Valerian – Die Stadt der tausend Planeten
Aufgrund aktueller Sichtung wurde dieses Review aus dem Archiv übernommen und hier sauber formatiert. Möglichweise wurden einige Passagen überarbeitet und die Wertung nach aktuellen Maßstäben noch einmal korrigiert.
Inhalt
Die Spezialagenten Valerian und Laureline werden auf eine streng geheime Mission geschickt. Sie sollen einen Duplizierungsapparat beschaffen und der Regierung übergeben. Die beiden merken allerdings schnell, dass etwas nicht stimmt und Feinde in den eigenen Reihen das Zusammenleben vieler Kulturen beeinträchtigen …
Fazit
Als ich den ersten Trailer sah und den Namen „Luc Besson“ las, fühlte ich mich sofort an „Das fünfte Element“ erinnert.

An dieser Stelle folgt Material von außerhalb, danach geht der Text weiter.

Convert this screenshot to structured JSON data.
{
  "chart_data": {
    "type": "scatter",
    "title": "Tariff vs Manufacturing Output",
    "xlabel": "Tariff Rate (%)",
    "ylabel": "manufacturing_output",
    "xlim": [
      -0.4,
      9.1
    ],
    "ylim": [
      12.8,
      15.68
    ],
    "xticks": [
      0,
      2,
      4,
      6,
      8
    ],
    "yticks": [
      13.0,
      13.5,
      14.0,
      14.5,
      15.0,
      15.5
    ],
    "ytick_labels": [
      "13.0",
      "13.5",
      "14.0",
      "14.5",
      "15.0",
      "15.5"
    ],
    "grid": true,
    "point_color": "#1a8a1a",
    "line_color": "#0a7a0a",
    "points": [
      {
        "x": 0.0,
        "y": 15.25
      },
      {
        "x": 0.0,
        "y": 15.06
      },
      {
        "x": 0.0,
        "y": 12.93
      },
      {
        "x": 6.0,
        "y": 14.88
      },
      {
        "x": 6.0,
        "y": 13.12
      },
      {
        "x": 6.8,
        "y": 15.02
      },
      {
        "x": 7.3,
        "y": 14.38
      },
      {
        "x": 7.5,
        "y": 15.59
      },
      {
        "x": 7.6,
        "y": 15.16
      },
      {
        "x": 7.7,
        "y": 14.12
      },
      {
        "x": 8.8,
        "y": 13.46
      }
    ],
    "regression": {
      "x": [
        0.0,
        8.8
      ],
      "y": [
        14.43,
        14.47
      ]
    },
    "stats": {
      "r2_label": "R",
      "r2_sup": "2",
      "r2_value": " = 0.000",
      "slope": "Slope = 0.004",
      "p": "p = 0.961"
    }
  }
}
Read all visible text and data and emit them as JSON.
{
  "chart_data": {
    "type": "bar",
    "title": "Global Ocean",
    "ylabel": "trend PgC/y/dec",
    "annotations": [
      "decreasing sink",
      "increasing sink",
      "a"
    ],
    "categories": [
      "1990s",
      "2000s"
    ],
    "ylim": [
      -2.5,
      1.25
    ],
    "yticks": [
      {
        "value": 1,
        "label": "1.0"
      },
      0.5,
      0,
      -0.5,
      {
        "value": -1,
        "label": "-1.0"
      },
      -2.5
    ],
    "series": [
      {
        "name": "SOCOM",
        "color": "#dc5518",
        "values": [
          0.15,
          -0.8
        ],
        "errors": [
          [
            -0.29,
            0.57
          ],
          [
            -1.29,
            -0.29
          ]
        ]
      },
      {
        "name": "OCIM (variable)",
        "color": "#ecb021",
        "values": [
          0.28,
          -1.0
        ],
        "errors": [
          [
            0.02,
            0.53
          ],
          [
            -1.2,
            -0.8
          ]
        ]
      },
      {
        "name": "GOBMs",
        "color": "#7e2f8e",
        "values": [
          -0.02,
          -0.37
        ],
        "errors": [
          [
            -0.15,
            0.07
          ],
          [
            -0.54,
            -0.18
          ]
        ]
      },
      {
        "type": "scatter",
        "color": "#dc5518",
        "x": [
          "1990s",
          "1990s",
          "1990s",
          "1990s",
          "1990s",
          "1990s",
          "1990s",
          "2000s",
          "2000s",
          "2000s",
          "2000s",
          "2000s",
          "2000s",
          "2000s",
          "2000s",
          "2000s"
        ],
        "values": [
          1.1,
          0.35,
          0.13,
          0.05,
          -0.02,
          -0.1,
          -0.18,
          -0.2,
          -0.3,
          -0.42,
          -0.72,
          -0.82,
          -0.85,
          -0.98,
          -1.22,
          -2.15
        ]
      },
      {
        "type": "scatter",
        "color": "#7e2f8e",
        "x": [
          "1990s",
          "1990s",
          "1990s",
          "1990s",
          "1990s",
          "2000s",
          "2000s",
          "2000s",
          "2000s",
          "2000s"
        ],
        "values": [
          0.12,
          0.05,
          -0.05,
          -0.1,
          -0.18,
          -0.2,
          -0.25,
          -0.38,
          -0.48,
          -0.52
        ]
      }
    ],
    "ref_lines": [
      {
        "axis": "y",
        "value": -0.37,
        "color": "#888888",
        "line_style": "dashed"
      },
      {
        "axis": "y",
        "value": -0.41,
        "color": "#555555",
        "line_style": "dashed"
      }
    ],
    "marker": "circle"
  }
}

Irgendwie trug das in der kurzen Vorschau gezeigte Spektakel ganz eindeutig seine Handschrift und die Vorfreude war geweckt.
Um den vielen – eher durchwachsenen – Kritiken zuvorzugreifen: Ich fand den Film wirklich toll und habe jede Sekunde im fantastisch gestalteten Universum genossen. Die schrägen Figuren und bunten Welten fesselten von Beginn an den Kinositz und das Abtauchen gelang ohne Probleme. Alles wirkte stimmig, wohl konzipiert und – auf den ersten Blick – irgendwo schlüssig.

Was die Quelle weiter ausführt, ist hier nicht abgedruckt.